Sorry if this has been covered (if so, link me to the thread please?), but I need spare springs to put into some custom rollerballs I am making.  

Anyone know if I can I get the same ones Woodturners uses in their big pens?  I love those.


----------



## LanceD (Oct 8, 2013)

Found some here but not sure if these are what you're looking for.

Bear Tooth Woods - Replacement Spring for Rollerball Refills


----------



## Kaspar (Oct 8, 2013)

Thanks!  But that's the smaller type.  I'll use those if I have to, but I'd like options.


----------



## The Penguin (Oct 8, 2013)

I can't remember the name of the site - but there is someone that sells springs in different sizes and clips.

I'm sure someone else will post it.


----------



## hewunch (Oct 8, 2013)

Richard Greenwald


----------



## mredburn (Oct 8, 2013)

Besides RIchard I believe Exotic blanks may have them as well as Indy pen dance.
Pen Parts - Indy~Pen~Dance


----------



## BRobbins629 (Oct 8, 2013)

I also save the springs from give away pens I get.  They are usually longer than whats needed for roller balls, but can be easily cut with wire cutters.


----------



## Sull-E (Oct 12, 2013)

*Looking for this pen kit*

Does anyone know where I can get this pen kit with a Swarovski crystal on the end?


----------



## OKLAHOMAN (Oct 12, 2013)

Sull-E said:


> Does anyone know where I can get this pen kit with a Swarovski crystal on the end?

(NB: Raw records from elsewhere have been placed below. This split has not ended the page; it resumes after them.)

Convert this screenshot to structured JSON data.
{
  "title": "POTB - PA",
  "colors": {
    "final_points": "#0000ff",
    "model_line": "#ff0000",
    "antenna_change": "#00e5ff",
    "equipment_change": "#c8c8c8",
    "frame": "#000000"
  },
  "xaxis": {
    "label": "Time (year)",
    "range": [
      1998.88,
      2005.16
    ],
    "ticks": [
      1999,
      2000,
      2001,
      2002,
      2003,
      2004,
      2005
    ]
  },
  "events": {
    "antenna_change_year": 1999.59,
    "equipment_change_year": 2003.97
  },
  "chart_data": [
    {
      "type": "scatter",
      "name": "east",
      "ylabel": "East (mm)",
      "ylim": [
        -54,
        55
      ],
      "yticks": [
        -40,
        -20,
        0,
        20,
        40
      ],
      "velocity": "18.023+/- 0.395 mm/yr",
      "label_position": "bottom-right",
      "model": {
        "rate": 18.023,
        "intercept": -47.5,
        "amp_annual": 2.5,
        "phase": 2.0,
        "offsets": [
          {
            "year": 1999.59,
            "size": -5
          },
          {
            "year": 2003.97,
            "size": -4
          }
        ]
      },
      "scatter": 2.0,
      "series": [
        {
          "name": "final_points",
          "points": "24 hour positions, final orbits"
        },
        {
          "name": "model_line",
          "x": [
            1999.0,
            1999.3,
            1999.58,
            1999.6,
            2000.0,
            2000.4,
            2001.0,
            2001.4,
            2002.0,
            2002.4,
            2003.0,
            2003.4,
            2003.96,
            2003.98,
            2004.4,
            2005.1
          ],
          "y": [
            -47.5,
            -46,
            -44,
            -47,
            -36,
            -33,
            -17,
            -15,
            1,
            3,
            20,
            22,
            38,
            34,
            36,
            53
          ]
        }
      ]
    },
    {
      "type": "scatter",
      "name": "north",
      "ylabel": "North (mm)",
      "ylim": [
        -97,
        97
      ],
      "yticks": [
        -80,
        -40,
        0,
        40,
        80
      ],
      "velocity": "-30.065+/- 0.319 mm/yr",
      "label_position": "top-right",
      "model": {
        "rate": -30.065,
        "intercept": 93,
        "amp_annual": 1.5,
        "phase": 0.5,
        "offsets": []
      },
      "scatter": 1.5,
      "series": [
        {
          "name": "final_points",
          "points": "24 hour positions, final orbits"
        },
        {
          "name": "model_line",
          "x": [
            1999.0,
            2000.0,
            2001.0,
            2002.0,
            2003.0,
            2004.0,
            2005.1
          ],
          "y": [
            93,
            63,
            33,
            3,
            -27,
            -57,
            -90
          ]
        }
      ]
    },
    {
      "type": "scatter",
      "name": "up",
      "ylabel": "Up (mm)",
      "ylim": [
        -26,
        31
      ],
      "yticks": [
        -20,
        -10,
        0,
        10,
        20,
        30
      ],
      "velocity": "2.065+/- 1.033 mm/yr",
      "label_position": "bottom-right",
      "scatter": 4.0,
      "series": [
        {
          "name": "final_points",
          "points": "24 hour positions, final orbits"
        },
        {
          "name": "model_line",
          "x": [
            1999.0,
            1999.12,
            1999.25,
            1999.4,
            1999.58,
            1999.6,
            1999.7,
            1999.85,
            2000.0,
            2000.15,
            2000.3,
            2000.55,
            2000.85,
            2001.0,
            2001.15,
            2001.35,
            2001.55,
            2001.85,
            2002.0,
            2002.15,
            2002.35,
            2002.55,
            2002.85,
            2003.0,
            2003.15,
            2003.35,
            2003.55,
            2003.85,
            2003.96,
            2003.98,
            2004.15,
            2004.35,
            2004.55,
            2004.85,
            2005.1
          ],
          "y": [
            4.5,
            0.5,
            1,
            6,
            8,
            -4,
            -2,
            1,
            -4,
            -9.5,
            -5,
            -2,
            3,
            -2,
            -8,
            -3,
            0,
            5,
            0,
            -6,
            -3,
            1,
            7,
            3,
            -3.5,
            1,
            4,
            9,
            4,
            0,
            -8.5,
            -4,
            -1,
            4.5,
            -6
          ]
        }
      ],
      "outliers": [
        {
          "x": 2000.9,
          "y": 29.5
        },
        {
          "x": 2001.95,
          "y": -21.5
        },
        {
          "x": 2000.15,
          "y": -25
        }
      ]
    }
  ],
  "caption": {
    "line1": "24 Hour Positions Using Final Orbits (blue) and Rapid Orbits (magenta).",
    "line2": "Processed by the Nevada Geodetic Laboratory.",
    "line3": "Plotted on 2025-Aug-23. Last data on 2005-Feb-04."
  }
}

Craft supply :Artisan Venus Rollerball Pen Kit | Pen Making | Craft Supplies USA

Next time post this as a new thread.


----------



## Sull-E (Oct 12, 2013)

Thanks for your prompt reply.  I am new to the site and tried a new tread but it didn't want to cooperate on the first go.  It seemed to work fine after I read your message.
Sully


----------